It would be interesting to see what the "MongoDB query plan" (program :-)) is in this case, and how the AsterixDB plan compares.

On 1/26/18 12:52 PM, Wail Alkowaileet wrote:
One thing I noticed is that the "large" unnested arrays are hash partitioned to the probably "small" index-filtered dataset. Since the data can fit in memory (7 GB in total), I think broadcast_exchange may do better in this particular case.

USE mimiciii;
SET `compiler.parallelism` "5";
SET `compiler.sortmemory` "128MB";
SET `compiler.joinmemory` "265MB";
SELECT P.SUBJECT_ID
FROM PATIENTS P, P.ADMISSIONS A, A.LABEVENTS E, LABITEMS I
WHERE  E.ITEMID/*+bcast*/ = I.ITEMID AND
             E.FLAG = 'abnormal' AND
             I.FLUID='Blood' AND
             I.LABEL='Haptoglobin'

Note: I reordered the FROM clause...

Another thing is that I think it's a CPU bound query ... and I'm not sure how MongoDB utilizes CPU resources compared with AsterixDB.



On Fri, Jan 26, 2018 at 10:36 AM, Taewoo Kim <[email protected] <mailto:[email protected]>> wrote:

    PS: UNNEST doc
    https://ci.apache.org/projects/asterixdb/sqlpp/manual.html#Unnest_clauses
    <https://ci.apache.org/projects/asterixdb/sqlpp/manual.html#Unnest_clauses>

    Best,
    Taewoo

    On Fri, Jan 26, 2018 at 10:00 AM, Taewoo Kim <[email protected]
    <mailto:[email protected]>> wrote:

        Hi Rana,

        Thank you for attaching your plan. It seems that the
        selections are correctly made before each join. If your query
        predicate is selective enough (e.g., I.LABEL = 'Haptoglobin'
        generates less than 1% of records as the result), I suggest
        you could try an index-nested-loop-join. Changes are
        highlighted. And one more question: if LABEVENTS.FLAG is an
        array, you can't just use "E.FLAG="abnormal". I think you need
        to use UNNEST.

        USE mimiciii;
        SET `compiler.parallelism` "5";
        SET `compiler.sortmemory` "128MB";
        SET `compiler.joinmemory` "265MB";
        SELECT P.SUBJECT_ID
        FROM LABITEMS I, PATIENTS P, P.ADMISSIONS A, A.LABEVENTS E
        WHERE I.ITEMID */* +indexnl */ *=E.ITEMID AND
        E.FLAG = 'abnormal' AND
        I.FLUID='Blood' AND
        I.LABEL='Haptoglobin'

        Best,
        Taewoo

        On Fri, Jan 26, 2018 at 9:16 AM, Chen Luo <[email protected]
        <mailto:[email protected]>> wrote:

            Hi Rana,

            I think the performance issue might related to the access
            of nested fields, since the rest performance hot spots
            (index search, hash join etc looks normal to me), and I
            assume " I.FLUID='Blood' AND I.LABEL='Haptoglobin'" should
            be very selective. Since MongoDB supports array index, did
            you build an index on L.FLAG using MongoDB?

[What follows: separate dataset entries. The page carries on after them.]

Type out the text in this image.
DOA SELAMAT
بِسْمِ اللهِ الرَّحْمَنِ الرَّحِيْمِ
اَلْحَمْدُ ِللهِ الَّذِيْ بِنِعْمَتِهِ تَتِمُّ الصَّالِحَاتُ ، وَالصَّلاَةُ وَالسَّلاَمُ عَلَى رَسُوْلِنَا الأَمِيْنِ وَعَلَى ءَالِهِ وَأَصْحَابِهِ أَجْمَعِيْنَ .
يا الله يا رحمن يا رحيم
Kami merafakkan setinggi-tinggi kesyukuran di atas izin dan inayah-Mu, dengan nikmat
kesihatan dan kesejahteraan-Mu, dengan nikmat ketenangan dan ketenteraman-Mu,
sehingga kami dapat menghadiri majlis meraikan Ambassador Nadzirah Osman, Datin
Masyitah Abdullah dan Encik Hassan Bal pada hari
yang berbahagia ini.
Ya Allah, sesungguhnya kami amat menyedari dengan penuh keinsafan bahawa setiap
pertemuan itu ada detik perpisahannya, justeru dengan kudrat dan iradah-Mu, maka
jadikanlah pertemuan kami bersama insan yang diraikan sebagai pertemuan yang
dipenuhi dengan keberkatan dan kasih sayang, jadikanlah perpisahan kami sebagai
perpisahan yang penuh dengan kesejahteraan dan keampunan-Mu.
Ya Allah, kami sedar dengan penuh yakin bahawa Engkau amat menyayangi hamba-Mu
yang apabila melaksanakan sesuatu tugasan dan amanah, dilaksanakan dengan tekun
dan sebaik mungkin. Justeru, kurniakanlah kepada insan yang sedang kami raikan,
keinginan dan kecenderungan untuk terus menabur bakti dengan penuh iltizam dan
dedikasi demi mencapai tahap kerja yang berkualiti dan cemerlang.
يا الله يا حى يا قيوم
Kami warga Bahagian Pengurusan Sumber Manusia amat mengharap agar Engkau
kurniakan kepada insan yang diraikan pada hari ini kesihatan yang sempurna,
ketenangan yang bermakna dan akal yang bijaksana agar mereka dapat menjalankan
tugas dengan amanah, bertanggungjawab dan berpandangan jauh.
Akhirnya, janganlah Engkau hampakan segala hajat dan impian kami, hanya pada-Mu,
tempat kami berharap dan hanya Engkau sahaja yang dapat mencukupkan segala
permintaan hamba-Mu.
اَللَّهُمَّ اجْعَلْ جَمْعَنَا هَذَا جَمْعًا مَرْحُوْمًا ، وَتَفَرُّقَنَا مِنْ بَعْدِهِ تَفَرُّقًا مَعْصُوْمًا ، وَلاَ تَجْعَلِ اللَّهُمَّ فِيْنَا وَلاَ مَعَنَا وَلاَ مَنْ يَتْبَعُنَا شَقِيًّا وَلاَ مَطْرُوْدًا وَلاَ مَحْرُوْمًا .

            @Wail, do you have any clue on nested fields access?

            Best regards,
            Chen Luo

            On Fri, Jan 26, 2018 at 1:47 AM, Rana Alotaibi
            <[email protected] <mailto:[email protected]>> wrote:

                Hi Taewoo,

                 *

                    Can you paste the optimized plan? -- Attached the
                    plan (Plan_01.txt)

                 *

                    Can you create an index on LABEVENTS.FLAG? -- I
                    couldn't create an index on LABEVENTS.FLAG since
                    LABEVENTS is of type array. I got this message
                    when I tried to create the index : "msg":
                    "ASX0001: Field type array can't be promoted to
                    type object"

                  * Can you switch the predicate order? -- It seems
                    for me that the plan remains the same even if I
                    changed the order of the predicates. (Attached the
                    plan after changing the order of the predicates
                    Plan_02.txt)

                Thanks

                Rana

                On Thu, Jan 25, 2018 at 11:24 PM, Rana Alotaibi
                <[email protected] <mailto:[email protected]>>
                wrote:

                    Hi Chen,

                    *How did you import data into the dataset? using
                    "load" or "feed"?*
                    I used "LOAD" (i.e USE mimiciii; LOAD DATASET
                    PATIENTS USING localfs ((\"path\"=\"127.0.0.1
                    <http://127.0.0.1>:///data/ralotaib/patients.json\"),
                    (\"format\"=\"json\"))).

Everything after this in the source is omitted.